This post is an exploration of how to deal with data that has a high number of dimensions, in particular FAO data that describes the amount of calories per capita per day for over 110 different food groups. This is a pretty incredible data set as it essentially describes the diverse types of diets that people around the world have. The challenge in exploring this data is that people in different countries don’t have diametrically opposed types of diets, so it’s a bit difficult to say how similar or how different they are, especially given the diversity of food types.
The first tool used is the t-SNE package for R, which I discovered after finding an interesting example that used it to help characterize mutual funds. With the data we’re looking at, if there were only three types of food groups, it would be easy to visualize the differences in diet, just by making a 3d scatter plot where each point was a country, and the axes each represented a different food group. However, we’re dealing with 110 different dimensions, which means that we need to reduce those down to a more manageable number. With the t-SNE algorithm, we are able to reduce those dimensions down to two. As seen in the image below, the algorithm works reasonably well, and there are clear clusters around Western Europe, the Caribbean, and southeast Asia among others. Essentially, this demonstrates that it’s possible to extract some information about geography just by looking at what’s on people’s dinner plates. At the same time, strange examples can be found, such as Lithuania being grouped next to Chile. It isn’t immediately clear if this is incorrect, since there is a chance they may have similar diets. The x and y dimensions of the image don’t really mean anything. The main thing to pay attention to are the clusters and how close different clusters are to each other.
While the image gives us a rough idea about the similarity of diets, it would be interesting to look a bit deeper into all 110 different food types used to created this clustering. The image below uses the same layout as the one above, except that the size of the dot represents the amount of calories per capita per day for that country. Corresponding this to the image above, we see that maize is quite popular in Central America, while rice is popular in the Caribbean, Africa, and Asia. Admittedly, this isn’t the most easy to read representation if we’re trying to trace back how much of what each country eats, but probably best viewed as a test of how well the algorithm worked in reducing the huge number of dimensions down to something that we could visualize.
Below is an image you can click to enlarge showing all of the categories, instead of just the two shown above. The size of the dot represents the actual number of calories, so by summing up the size of the dots for a country, you could deduce the total amount of calories consumed. What we can clearly see is that there are roughly ten categories of food that provide most of the calories for people’s diets.
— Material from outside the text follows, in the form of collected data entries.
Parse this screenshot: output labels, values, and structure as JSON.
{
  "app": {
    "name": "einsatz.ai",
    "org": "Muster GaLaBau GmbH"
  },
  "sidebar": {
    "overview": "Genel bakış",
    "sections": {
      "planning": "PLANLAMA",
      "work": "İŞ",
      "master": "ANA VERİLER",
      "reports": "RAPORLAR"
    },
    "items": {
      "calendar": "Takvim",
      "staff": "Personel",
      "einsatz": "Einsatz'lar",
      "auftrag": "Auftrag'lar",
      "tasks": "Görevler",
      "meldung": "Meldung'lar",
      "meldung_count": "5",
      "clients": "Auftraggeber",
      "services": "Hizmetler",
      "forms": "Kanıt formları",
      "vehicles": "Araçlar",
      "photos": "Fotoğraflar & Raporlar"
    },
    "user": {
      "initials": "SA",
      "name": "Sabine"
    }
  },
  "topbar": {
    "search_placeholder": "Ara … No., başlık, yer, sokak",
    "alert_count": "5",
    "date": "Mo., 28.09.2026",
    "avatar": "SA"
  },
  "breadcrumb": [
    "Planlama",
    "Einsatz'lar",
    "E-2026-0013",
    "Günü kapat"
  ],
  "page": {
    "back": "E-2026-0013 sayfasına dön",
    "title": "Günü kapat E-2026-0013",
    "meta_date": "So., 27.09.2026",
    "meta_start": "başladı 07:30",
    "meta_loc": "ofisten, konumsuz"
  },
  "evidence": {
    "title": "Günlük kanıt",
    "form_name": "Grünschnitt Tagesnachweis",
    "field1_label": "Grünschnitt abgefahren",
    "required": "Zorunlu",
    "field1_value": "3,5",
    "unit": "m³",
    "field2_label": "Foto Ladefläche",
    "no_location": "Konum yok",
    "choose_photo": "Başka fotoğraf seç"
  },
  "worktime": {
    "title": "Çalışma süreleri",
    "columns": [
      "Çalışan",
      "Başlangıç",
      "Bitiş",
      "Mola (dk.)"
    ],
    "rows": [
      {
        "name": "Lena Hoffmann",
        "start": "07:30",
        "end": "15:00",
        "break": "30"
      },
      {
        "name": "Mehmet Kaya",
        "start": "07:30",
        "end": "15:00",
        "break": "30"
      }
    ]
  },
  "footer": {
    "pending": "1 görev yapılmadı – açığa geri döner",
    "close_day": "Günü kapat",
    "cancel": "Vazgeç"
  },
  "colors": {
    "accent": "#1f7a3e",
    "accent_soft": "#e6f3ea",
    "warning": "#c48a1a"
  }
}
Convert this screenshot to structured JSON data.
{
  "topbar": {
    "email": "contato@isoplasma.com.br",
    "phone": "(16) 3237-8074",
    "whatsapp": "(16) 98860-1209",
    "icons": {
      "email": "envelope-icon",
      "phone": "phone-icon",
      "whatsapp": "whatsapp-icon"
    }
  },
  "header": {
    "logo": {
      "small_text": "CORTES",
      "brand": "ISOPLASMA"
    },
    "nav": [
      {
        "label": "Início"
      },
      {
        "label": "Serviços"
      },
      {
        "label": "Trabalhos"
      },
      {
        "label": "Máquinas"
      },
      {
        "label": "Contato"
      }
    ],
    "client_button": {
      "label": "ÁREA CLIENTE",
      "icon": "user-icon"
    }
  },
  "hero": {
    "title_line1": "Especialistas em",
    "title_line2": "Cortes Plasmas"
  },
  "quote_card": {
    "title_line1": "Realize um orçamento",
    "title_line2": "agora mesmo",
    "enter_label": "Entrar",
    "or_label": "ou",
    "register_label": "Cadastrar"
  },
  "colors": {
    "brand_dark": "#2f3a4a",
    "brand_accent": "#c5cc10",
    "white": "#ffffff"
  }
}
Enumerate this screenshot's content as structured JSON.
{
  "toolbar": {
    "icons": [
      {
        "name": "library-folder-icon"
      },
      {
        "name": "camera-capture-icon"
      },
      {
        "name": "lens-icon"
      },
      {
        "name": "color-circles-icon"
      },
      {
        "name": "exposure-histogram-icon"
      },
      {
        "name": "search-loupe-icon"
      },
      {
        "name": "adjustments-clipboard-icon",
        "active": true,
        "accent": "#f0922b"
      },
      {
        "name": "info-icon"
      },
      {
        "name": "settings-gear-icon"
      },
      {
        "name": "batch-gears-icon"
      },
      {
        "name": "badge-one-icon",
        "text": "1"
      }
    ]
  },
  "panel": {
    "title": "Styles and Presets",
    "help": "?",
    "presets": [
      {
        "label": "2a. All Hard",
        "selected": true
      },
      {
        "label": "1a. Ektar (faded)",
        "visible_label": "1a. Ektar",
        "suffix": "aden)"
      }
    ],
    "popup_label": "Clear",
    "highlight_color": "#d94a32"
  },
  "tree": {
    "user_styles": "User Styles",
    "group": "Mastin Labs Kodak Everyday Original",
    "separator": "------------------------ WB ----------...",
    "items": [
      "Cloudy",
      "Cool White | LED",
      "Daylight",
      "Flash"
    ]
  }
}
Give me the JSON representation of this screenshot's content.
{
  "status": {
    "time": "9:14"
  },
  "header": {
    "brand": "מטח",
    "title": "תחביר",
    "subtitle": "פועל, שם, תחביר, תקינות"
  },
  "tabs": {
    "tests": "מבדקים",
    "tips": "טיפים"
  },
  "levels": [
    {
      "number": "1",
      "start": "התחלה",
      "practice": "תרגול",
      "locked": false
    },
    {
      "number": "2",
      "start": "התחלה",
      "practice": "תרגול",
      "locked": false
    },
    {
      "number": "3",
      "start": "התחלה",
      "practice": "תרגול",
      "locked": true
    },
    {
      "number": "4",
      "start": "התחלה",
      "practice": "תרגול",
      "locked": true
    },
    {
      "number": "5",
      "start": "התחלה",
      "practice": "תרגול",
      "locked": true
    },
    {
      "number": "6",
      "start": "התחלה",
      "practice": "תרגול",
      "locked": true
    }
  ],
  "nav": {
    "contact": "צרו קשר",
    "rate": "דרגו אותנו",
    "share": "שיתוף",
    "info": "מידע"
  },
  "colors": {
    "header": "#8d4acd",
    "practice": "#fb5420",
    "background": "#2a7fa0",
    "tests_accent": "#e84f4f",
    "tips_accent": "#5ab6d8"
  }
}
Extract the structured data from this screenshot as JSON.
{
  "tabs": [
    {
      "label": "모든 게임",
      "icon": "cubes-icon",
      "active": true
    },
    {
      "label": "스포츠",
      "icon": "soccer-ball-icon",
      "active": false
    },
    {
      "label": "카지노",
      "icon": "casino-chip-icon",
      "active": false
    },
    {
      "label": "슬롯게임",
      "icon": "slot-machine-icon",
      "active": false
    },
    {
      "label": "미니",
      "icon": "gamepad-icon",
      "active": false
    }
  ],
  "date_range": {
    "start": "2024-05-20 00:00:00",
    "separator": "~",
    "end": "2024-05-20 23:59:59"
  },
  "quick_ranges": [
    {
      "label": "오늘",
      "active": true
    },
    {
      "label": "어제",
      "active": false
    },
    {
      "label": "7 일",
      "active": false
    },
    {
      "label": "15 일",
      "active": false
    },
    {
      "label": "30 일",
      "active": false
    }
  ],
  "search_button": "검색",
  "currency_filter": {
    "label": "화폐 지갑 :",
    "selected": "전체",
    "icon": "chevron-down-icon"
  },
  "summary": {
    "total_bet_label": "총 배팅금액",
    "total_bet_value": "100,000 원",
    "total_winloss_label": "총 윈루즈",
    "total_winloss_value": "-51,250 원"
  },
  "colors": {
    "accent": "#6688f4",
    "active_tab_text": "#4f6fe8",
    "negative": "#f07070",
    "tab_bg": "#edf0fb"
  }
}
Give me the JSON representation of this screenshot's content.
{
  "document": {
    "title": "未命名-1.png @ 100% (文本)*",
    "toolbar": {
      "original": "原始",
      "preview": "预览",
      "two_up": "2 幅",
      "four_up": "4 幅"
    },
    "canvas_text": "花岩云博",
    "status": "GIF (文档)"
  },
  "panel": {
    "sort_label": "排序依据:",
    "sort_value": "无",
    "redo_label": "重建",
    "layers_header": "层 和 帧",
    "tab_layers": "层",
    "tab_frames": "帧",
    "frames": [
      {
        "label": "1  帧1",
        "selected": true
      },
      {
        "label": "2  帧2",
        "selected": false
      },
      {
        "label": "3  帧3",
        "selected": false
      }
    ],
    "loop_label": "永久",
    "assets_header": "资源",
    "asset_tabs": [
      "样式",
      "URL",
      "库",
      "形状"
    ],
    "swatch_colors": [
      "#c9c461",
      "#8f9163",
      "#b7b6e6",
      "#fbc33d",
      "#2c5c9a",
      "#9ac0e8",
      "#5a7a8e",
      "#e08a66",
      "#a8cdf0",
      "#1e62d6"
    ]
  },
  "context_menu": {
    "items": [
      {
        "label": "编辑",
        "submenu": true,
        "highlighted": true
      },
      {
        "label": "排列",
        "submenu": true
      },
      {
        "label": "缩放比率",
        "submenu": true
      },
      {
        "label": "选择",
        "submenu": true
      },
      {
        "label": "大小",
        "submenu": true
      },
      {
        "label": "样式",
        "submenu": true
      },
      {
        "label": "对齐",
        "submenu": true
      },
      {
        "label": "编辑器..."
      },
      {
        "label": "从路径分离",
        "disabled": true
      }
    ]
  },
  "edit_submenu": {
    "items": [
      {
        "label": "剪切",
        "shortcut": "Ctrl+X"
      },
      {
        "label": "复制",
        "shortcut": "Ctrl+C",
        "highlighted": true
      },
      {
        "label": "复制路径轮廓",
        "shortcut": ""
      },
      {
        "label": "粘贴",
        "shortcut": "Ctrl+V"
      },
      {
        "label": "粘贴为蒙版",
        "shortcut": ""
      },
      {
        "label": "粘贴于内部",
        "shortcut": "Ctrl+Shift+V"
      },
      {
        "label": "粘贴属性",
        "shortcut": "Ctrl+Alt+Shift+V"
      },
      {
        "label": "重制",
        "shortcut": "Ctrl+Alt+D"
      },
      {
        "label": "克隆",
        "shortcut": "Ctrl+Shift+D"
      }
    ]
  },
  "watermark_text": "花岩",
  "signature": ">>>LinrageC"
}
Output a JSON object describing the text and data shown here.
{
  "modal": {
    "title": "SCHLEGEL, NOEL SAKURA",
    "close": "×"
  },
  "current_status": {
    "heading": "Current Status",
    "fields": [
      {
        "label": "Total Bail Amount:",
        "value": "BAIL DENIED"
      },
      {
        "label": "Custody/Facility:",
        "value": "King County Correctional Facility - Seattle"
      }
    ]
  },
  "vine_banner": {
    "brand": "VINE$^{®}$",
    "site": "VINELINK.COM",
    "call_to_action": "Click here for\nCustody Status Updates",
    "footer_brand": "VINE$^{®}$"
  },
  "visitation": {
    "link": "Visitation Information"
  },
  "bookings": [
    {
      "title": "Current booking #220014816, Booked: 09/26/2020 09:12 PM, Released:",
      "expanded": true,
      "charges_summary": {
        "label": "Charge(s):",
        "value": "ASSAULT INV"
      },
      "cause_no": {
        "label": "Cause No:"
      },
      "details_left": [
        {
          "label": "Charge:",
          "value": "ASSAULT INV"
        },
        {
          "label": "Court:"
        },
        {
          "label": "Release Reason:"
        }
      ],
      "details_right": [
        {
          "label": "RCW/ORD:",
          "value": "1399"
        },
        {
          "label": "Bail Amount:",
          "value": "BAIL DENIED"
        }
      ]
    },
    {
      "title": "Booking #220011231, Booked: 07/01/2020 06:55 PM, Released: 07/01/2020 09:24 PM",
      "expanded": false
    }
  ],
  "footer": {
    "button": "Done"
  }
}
A slightly different view is given below where the amount of calories is normalized for each food group. In other words, the largest dots represent the countries which consume the most amount of calories for that group. This also gives an indication of how the consumption of a type of food varies among countries. As can be seen, for some categories, everyone eats the same amount, while for certain categories, one country eats much more than anyone else.
The images above are an illustration of the entire data set that the t-SNE algorithm had to work with. For the grid of food types shown, there does indeed seem to be reasonable clustering for many of the types. At the same time, I need to do more work to really evaluate what this means, and to understand if the algorithm would have to be turned using different settings to get better results. In the meantime, below we see what can be achieved by using the same visualization techniques as above, but overlaying their locations on a map. The image below shows why interpreting the image at the top of this post is difficult. Both maize and rice are consumed to a large degree in both Central America and West Africa, but Southern Africa focuses on Maize, while Asia prefers rice.
In the next graphs, the values for each food category are normalized, so it’s easier to see which countries consume the most of one category, relative to the rest of the world. From this we see that Europe leads the world in calories from beer:
For those interested, I have included the R code used to perform this analysis and generate the graphs up on my github repository. The code also includes some preliminary work using the igraph library to visualize how the physical layout generated by the tsne algorithm matches the probability matrix generated by it.